Andrea Maria Dusl. Für meine illustrierte Kolumne in den Salzburger Nachrichten vom 23.2.2019.
Der Ernstfall tritt in Österreich niemals ein. Es tritt stets der Opernball ein. Drei Großereignisse spannen das Bedeutungsfirmament des Landes auf: Der Villacher Fasching, das Hahnenkammrennen und der Opernball. Der Villacher Fasching ist die Scham des Landes, das Hahnenkammrennen sein Kreuzband, der Opernball aber ist sein Herz. Kein Land hat ein Herz wie Österreich, denn kein Land hat den Opernball.
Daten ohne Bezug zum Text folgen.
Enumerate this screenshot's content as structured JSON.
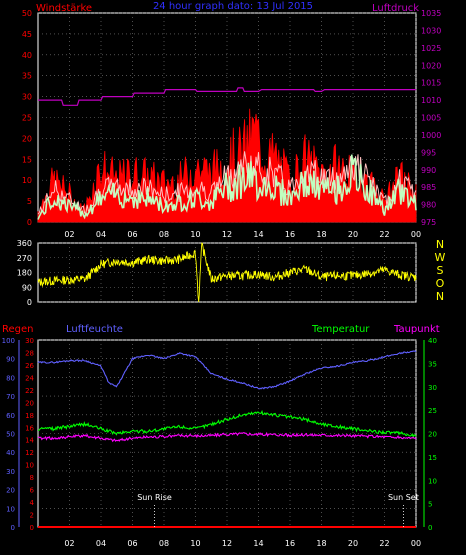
{
  "colors": {
    "background": "#000000",
    "wind": "#ff0000",
    "gust": "#ffbfbf",
    "wind_avg": "#c0ffc0",
    "pressure": "#c000c0",
    "direction": "#ffff00",
    "rain": "#ff0000",
    "humidity": "#6060ff",
    "temperature": "#00ff00",
    "dewpoint": "#ff00ff",
    "axis": "#ffffff",
    "grid": "#808080"
  },
  "chart_data": [
    {
      "type": "line",
      "title": "24 hour graph dato: 13 Jul 2015",
      "left_axis_label": "Windstärke",
      "right_axis_label": "Luftdruck",
      "left_ticks": [
        "0",
        "5",
        "10",
        "15",
        "20",
        "25",
        "30",
        "35",
        "40",
        "45",
        "50"
      ],
      "right_ticks": [
        "975",
        "980",
        "985",
        "990",
        "995",
        "1000",
        "1005",
        "1010",
        "1015",
        "1020",
        "1025",
        "1030",
        "1035"
      ],
      "ylim_left": [
        0,
        50
      ],
      "ylim_right": [
        975,
        1035
      ],
      "x_ticks": [
        "02",
        "04",
        "06",
        "08",
        "10",
        "12",
        "14",
        "16",
        "18",
        "20",
        "22",
        "00"
      ],
      "series": [
        {
          "key": "pressure",
          "axis": "right",
          "hours": [
            0,
            1.5,
            1.6,
            2.5,
            2.6,
            4,
            4.1,
            6,
            6.1,
            8,
            8.1,
            10,
            10.1,
            12.6,
            12.7,
            13,
            13.1,
            14,
            14.2,
            17.5,
            17.6,
            18,
            18.2,
            24
          ],
          "values": [
            1010,
            1010,
            1008.5,
            1008.5,
            1010,
            1010,
            1011,
            1011,
            1012,
            1012,
            1013,
            1013,
            1012.5,
            1012.5,
            1013.5,
            1013.5,
            1012.5,
            1012.5,
            1013,
            1013,
            1012.5,
            1012.5,
            1013,
            1013
          ]
        },
        {
          "key": "wind_max",
          "axis": "left",
          "hours": [
            0,
            1,
            2,
            2.5,
            3,
            3.5,
            4,
            5,
            6,
            7,
            8,
            9,
            10,
            11,
            12,
            13,
            13.8,
            14.5,
            15,
            16,
            17,
            18,
            19,
            20,
            21,
            22,
            23,
            24
          ],
          "values": [
            3,
            12,
            8,
            4,
            4,
            10,
            16,
            12,
            14,
            13,
            11,
            12,
            16,
            14,
            18,
            20,
            26,
            18,
            19,
            12,
            18,
            14,
            16,
            13,
            12,
            6,
            13,
            8
          ]
        },
        {
          "key": "wind_avg",
          "axis": "left",
          "hours": [
            0,
            1,
            2,
            3,
            4,
            5,
            6,
            7,
            8,
            9,
            10,
            11,
            12,
            13,
            14,
            15,
            16,
            17,
            18,
            19,
            20,
            21,
            22,
            23,
            24
          ],
          "values": [
            1,
            6,
            4,
            2,
            6,
            7,
            6,
            6,
            4,
            5,
            6,
            5,
            9,
            11,
            10,
            9,
            6,
            10,
            8,
            8,
            12,
            8,
            3,
            8,
            5
          ]
        },
        {
          "key": "wind_gust",
          "axis": "left",
          "hours": [
            0,
            1,
            2,
            3,
            4,
            5,
            6,
            7,
            8,
            9,
            10,
            11,
            12,
            13,
            14,
            15,
            16,
            17,
            18,
            19,
            20,
            21,
            22,
            23,
            24
          ],
          "values": [
            2,
            9,
            6,
            3,
            9,
            9,
            9,
            9,
            7,
            8,
            9,
            8,
            12,
            15,
            14,
            13,
            9,
            14,
            12,
            11,
            16,
            11,
            5,
            11,
            7
          ]
        }
      ]
    },
    {
      "type": "line",
      "right_axis_label": "N W S O N",
      "left_ticks": [
        "0",
        "90",
        "180",
        "270",
        "360"
      ],
      "ylim": [
        0,
        360
      ],
      "series": [
        {
          "key": "direction",
          "hours": [
            0,
            1,
            2,
            3,
            4,
            5,
            6,
            7,
            8,
            9,
            10,
            10.2,
            10.4,
            11,
            12,
            13,
            14,
            15,
            16,
            17,
            18,
            19,
            20,
            21,
            22,
            23,
            24
          ],
          "values": [
            120,
            130,
            135,
            140,
            230,
            250,
            240,
            260,
            250,
            260,
            300,
            0,
            350,
            140,
            160,
            160,
            170,
            150,
            180,
            200,
            150,
            160,
            160,
            175,
            195,
            165,
            150
          ]
        }
      ]
    },
    {
      "type": "line",
      "labels": {
        "rain": "Regen",
        "humidity": "Luftfeuchte",
        "temperature": "Temperatur",
        "dewpoint": "Taupunkt"
      },
      "humidity_ticks": [
        "0",
        "10",
        "20",
        "30",
        "40",
        "50",
        "60",
        "70",
        "80",
        "90",
        "100"
      ],
      "rain_ticks": [
        "0",
        "2",
        "4",
        "6",
        "8",
        "10",
        "12",
        "14",
        "16",
        "18",
        "20",
        "22",
        "24",
        "26",
        "28",
        "30"
      ],
      "temp_ticks": [
        "0",
        "5",
        "10",
        "15",
        "20",
        "25",
        "30",
        "35",
        "40"
      ],
      "ylim_humidity": [
        0,
        100
      ],
      "ylim_rain": [
        0,
        30
      ],
      "ylim_temp": [
        0,
        40
      ],
      "x_ticks": [
        "02",
        "04",
        "06",
        "08",
        "10",
        "12",
        "14",
        "16",
        "18",
        "20",
        "22",
        "00"
      ],
      "annotations": [
        {
          "text": "Sun Rise",
          "hour": 7.4
        },
        {
          "text": "Sun Set",
          "hour": 23.2
        }
      ],
      "series": [
        {
          "key": "humidity",
          "axis": "humidity",
          "hours": [
            0,
            1,
            2,
            3,
            4,
            4.5,
            5,
            6,
            7,
            8,
            9,
            10,
            11,
            12,
            13,
            14,
            15,
            16,
            17,
            18,
            19,
            20,
            21,
            22,
            23,
            24
          ],
          "values": [
            88,
            88,
            89,
            89,
            86,
            77,
            75,
            90,
            92,
            90,
            93,
            91,
            82,
            79,
            77,
            74,
            75,
            78,
            82,
            85,
            86,
            88,
            89,
            91,
            93,
            94
          ]
        },
        {
          "key": "temperature",
          "axis": "temp",
          "hours": [
            0,
            1,
            2,
            3,
            4,
            5,
            6,
            7,
            8,
            9,
            10,
            11,
            12,
            13,
            14,
            15,
            16,
            17,
            18,
            19,
            20,
            21,
            22,
            23,
            24
          ],
          "values": [
            21,
            21,
            21.5,
            22,
            21,
            20,
            20.5,
            20.5,
            21,
            21.5,
            21,
            22,
            23,
            24,
            24.5,
            24,
            23.5,
            23,
            22,
            21.5,
            21,
            20.5,
            20.3,
            20,
            19.5
          ]
        },
        {
          "key": "dewpoint",
          "axis": "temp",
          "hours": [
            0,
            1,
            2,
            3,
            4,
            5,
            6,
            7,
            8,
            9,
            10,
            11,
            12,
            13,
            14,
            15,
            16,
            17,
            18,
            19,
            20,
            21,
            22,
            23,
            24
          ],
          "values": [
            19,
            19,
            19.3,
            19.5,
            19,
            18.5,
            19,
            19.3,
            19.3,
            19.6,
            19.5,
            19.6,
            19.8,
            20,
            19.8,
            19.8,
            19.6,
            19.7,
            19.7,
            19.6,
            19.5,
            19.4,
            19.3,
            19.1,
            19
          ]
        },
        {
          "key": "rain",
          "axis": "rain",
          "hours": [
            0,
            24
          ],
          "values": [
            0,
            0
          ]
        }
      ]
    }
  ]
}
Ohne Scham lässt es sich leben, ohne Kreuzband ebenfalls, aber ohne Herz ist an ein Dasein nicht zu denken. Der Opernball ist die Standeskontrolle Österreichs, es ist der heimliche, ja unheimliche Grund für jegliche Ordensverleihung, können doch Orden ausschließlich auf dem Opernball getragen werden. Ausländische Potentaten haben das früh erkannt und bildwirksam zu nutzen verstanden. Inländische noch vor ihnen, jedenfalls erkennen wir den offiziellen Rang eines Österreichers an der Güte seines Frackes, an der Rotweißröte seiner Schärpe und an der Größe des Ordenssterns. Österreicherinnen von Rang erkennt man an der Frisur. Was bei den Herren der Frack ist, ist bei den Damen die Coiffure. Sie beschreibt die Möglichkeiten des Individuums hinreichend, wenn auch selten hinreißend.
Man könnte einwenden, die höchste Form des Opernballbesuchs sei das Fernbleiben, wahre Eleganz zeige sich in der Reduktion. Das stimmt insoferne, als zum Opernball niemals jene antanzen, die wollen, und niemals jene die könnten, sondern ausschließlich jene, die dürfen, und jene, die müssen. Es gilt: Bella gerant alii, tu felix Austria salta! Kriege mögen andere führen, du, glückliches Österreich, tanze!